Blog | Tuesday, September 27, 2011

QD: News Every Day--Gene variants in asthma diminish steroid inhaler's efficacy


Scientists have honed in on the genetic variation that explains why some asthmatic patients don't benefit as much from steroid inhalers.

In a randomized, controlled trial, researchers followed 1,041 children being treated for asthma and their parents, choosing 422 white, non-Hispanic participants and their parents for genotyping. Of this group, 118 trios (a child and the two parents) were randomly assigned to treatment with budesonide (Pulmicort). Results appeared online Sept. 26 at the New England Journal of Medicine.

Investigators identified a variant in the glucocorticoid-induced transcript 1 gene (GLCCI1), rs37972, which was associated with a decrease in FEV1 in response to treatment with inhaled glucocorticoids.

An editorial noted that, "The clinical effect of the SNP [single-nucleotide polymorphism] is appreciable but not overwhelming." After treatment with inhaled glucocorticoids, participants who had two copies of rs37972 and rs37973 had a mean (±SE) increase in FEV1 of 3.2±1.6%, as compared with 9.4±1.1% for those with no copy of the variant. About 16% of the population will have two copies of the genotype responsible for the limited response to inhaled glucocorticoids.

The editorial pointed out that the next step must be clinical trials to determine whether knowledge of this information leads to better clinical outcomes. The author stated, "If personalized medicine is going to become a reality, we need to design and execute these critical trials."

The study was also presented at European Respiratory Society Congress in Amsterdam. In other news from the conference:
Maternal workplace exposure influences asthma. 42,696 children from the Danish National Birth Cohort were studied for the association between their mother’s occupation during pregnancy and asthma prevalence by age 7. The main focus of the study was on the effect of low molecular weight agents, such as synthetic chemicals and natural substances found in vehicle parts, furniture, shoe soles, paints, varnish, glues and wood-derived products. While 15.8% of the cohort had asthma, of the children whose mothers were occupationally exposed to low molecular weight substances, 18.6% had asthma.

Moderate alcohol use can diminish asthma.19,349 twins between the ages of 12 and 41 answered questionnaires over a period of 8 years to compare alcohol intake with the risk of developing asthma. Less than 4% of those who drank 1 to 6 units per week developed asthma. People who rarely or never drank had 1.4 times the risk, and heavy drinkers had 1.2 times the risk. Also, beer was associated with an increased risk of asthma when compared with no preference.
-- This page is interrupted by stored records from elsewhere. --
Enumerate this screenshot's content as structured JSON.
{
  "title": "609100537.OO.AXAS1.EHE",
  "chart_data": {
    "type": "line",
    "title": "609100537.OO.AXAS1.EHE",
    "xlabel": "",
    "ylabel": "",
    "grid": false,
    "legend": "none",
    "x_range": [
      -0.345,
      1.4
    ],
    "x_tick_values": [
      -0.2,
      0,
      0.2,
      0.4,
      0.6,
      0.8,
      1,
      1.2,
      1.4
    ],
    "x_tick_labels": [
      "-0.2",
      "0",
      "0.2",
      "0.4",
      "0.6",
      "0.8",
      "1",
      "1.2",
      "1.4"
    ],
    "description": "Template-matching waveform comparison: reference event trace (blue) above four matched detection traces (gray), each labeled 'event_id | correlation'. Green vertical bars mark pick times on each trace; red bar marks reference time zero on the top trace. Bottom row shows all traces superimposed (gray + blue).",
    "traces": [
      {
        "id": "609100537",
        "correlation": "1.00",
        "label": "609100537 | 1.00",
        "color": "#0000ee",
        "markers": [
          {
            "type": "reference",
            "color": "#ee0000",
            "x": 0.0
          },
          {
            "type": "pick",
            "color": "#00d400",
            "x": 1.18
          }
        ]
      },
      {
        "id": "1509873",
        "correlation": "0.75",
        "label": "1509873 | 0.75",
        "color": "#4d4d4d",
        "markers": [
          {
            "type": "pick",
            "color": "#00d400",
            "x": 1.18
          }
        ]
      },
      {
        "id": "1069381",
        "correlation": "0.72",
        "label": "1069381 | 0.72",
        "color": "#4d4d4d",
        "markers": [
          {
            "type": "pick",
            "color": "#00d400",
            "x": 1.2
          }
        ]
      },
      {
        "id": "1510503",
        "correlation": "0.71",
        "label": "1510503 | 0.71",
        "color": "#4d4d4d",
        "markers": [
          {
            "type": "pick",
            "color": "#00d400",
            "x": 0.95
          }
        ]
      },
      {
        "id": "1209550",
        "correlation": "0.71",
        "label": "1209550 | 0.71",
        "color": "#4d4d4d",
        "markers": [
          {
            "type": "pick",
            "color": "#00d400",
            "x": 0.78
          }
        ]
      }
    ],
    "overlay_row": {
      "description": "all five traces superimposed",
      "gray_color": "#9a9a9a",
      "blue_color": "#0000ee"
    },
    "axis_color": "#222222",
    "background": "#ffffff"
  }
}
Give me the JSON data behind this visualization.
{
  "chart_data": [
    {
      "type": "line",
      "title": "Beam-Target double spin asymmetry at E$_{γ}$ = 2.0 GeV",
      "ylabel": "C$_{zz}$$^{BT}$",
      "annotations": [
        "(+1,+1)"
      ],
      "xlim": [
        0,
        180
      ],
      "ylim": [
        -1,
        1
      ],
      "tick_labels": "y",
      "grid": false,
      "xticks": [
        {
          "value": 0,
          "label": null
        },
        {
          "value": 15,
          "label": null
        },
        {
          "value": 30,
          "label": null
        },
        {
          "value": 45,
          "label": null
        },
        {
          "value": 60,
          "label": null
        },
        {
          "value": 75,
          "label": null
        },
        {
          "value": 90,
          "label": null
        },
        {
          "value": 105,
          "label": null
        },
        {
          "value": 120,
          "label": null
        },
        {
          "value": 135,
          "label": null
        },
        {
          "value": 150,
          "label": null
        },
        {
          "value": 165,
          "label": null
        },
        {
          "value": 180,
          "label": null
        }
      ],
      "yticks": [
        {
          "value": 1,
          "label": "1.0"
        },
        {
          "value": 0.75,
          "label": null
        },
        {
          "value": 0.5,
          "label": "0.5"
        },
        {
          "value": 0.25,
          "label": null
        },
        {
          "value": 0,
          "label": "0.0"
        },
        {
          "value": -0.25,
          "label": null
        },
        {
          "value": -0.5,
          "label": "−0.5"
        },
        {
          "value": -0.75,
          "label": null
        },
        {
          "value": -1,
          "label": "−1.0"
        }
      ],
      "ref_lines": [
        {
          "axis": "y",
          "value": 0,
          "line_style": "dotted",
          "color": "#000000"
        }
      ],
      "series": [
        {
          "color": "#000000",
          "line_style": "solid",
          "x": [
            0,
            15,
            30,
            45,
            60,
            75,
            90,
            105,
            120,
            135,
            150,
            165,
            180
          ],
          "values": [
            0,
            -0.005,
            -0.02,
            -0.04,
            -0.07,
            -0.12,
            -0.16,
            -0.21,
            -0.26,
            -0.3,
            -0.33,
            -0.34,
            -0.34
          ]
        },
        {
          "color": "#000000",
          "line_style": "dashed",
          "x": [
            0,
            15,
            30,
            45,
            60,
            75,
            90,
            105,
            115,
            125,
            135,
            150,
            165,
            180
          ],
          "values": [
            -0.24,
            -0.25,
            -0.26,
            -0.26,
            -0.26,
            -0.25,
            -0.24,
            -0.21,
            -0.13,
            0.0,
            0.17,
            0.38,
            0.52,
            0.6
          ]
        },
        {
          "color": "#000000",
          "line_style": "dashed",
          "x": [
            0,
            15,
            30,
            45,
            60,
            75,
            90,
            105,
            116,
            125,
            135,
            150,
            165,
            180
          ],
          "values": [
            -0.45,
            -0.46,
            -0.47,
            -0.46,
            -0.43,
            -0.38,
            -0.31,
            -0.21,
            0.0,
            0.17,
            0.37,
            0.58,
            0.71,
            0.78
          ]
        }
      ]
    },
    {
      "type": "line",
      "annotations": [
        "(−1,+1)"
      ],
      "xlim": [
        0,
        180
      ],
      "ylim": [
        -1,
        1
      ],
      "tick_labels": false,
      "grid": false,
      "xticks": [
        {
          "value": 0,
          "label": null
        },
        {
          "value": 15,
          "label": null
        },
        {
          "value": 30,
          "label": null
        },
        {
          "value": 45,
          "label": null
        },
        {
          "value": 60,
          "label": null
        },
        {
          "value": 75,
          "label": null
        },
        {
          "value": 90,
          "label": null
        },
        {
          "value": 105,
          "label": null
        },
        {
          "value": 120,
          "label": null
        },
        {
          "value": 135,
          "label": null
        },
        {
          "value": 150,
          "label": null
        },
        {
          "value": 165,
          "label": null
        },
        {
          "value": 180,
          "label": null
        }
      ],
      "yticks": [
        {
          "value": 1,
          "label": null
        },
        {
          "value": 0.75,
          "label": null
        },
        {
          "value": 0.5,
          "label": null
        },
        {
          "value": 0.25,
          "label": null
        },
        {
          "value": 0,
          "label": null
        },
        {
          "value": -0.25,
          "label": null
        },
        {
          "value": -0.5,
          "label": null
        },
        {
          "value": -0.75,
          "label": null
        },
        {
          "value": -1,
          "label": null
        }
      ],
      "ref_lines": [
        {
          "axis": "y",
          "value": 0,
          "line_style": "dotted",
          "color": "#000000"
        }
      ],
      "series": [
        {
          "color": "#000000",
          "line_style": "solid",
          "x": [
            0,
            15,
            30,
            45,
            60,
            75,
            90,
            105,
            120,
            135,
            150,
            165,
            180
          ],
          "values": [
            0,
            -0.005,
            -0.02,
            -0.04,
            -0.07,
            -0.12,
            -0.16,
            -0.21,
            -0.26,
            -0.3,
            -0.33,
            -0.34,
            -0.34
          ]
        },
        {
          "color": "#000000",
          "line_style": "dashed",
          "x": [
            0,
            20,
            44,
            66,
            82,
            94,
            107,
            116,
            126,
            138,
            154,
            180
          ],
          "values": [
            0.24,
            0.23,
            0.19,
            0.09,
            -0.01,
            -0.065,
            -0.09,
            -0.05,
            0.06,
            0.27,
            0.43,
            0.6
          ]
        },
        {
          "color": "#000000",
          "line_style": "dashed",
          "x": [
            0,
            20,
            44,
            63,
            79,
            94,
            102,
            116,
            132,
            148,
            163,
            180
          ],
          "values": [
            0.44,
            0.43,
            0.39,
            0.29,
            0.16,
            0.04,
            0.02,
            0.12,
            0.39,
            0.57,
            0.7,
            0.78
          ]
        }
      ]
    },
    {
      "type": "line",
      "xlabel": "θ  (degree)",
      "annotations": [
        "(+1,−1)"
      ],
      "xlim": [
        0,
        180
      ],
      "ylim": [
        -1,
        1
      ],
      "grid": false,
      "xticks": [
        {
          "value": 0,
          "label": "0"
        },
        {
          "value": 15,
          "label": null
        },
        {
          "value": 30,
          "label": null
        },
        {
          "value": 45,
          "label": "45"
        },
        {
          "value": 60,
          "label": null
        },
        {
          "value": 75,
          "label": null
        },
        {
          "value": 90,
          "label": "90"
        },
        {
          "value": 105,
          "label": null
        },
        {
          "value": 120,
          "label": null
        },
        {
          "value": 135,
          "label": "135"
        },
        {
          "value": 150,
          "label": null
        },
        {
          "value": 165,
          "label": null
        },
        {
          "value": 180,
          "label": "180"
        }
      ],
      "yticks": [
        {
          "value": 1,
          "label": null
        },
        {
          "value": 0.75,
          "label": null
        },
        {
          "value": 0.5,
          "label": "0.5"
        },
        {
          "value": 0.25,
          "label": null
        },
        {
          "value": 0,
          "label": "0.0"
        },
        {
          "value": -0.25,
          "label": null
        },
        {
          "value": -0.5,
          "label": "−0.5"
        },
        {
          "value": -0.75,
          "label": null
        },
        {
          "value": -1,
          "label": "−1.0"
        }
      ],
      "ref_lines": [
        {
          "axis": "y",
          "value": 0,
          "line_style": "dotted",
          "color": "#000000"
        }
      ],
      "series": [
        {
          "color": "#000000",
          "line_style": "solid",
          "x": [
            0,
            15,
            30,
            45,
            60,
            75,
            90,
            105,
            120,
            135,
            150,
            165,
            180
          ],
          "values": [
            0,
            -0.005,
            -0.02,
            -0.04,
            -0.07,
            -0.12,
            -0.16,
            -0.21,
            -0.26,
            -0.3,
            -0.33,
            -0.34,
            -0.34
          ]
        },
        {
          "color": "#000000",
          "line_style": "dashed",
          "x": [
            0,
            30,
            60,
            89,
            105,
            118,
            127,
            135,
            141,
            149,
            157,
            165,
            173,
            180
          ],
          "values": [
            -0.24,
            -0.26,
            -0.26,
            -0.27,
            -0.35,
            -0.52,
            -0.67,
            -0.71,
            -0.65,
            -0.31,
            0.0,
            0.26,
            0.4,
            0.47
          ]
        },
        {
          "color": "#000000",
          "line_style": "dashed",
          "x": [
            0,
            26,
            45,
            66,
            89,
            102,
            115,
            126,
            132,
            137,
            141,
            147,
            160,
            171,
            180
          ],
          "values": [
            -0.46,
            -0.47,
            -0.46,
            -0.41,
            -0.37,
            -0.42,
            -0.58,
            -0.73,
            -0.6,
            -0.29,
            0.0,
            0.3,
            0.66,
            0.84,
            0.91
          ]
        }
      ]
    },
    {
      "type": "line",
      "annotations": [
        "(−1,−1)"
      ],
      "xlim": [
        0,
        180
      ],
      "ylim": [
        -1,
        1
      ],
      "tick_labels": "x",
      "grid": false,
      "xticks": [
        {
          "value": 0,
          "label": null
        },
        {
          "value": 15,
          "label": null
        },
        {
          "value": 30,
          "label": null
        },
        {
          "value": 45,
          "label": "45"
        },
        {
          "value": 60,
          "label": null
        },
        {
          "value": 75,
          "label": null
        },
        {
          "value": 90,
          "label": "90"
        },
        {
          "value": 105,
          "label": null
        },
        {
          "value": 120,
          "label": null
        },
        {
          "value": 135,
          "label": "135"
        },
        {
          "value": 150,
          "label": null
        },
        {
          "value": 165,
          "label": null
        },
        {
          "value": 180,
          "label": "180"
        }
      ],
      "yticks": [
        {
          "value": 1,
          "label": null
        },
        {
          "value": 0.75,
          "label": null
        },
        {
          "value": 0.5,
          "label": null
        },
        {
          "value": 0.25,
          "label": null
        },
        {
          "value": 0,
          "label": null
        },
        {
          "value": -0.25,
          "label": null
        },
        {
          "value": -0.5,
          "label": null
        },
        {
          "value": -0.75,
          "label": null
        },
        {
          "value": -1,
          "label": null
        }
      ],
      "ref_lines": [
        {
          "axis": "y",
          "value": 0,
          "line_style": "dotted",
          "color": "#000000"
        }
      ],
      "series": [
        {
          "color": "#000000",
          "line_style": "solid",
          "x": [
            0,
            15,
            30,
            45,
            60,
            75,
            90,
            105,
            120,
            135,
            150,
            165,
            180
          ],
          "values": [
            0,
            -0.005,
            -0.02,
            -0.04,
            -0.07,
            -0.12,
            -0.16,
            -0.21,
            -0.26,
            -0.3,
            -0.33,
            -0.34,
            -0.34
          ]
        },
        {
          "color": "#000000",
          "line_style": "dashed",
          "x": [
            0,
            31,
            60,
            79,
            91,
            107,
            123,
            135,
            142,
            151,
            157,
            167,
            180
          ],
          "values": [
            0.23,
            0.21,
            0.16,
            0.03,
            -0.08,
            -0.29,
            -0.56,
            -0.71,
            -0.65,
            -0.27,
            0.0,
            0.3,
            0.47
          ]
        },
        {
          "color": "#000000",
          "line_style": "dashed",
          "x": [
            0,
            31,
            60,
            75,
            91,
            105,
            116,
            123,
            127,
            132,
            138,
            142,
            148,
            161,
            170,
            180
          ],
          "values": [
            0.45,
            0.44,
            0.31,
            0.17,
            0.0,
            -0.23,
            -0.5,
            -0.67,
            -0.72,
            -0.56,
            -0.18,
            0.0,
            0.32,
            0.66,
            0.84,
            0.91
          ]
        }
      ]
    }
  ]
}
Belly fat associated with asthma. Researchers followed 23,245 adults without asthma, aged 19 to 55 years, for 11 years. Body-mass index was recorded with waist circumference to test overall obesity and central obesity, respectively. People who were centrally obese but not overall obese were 1.44 times more likely to develop asthma. People who were both centrally obese and obese overall were 1.81 times more likely to develop asthma.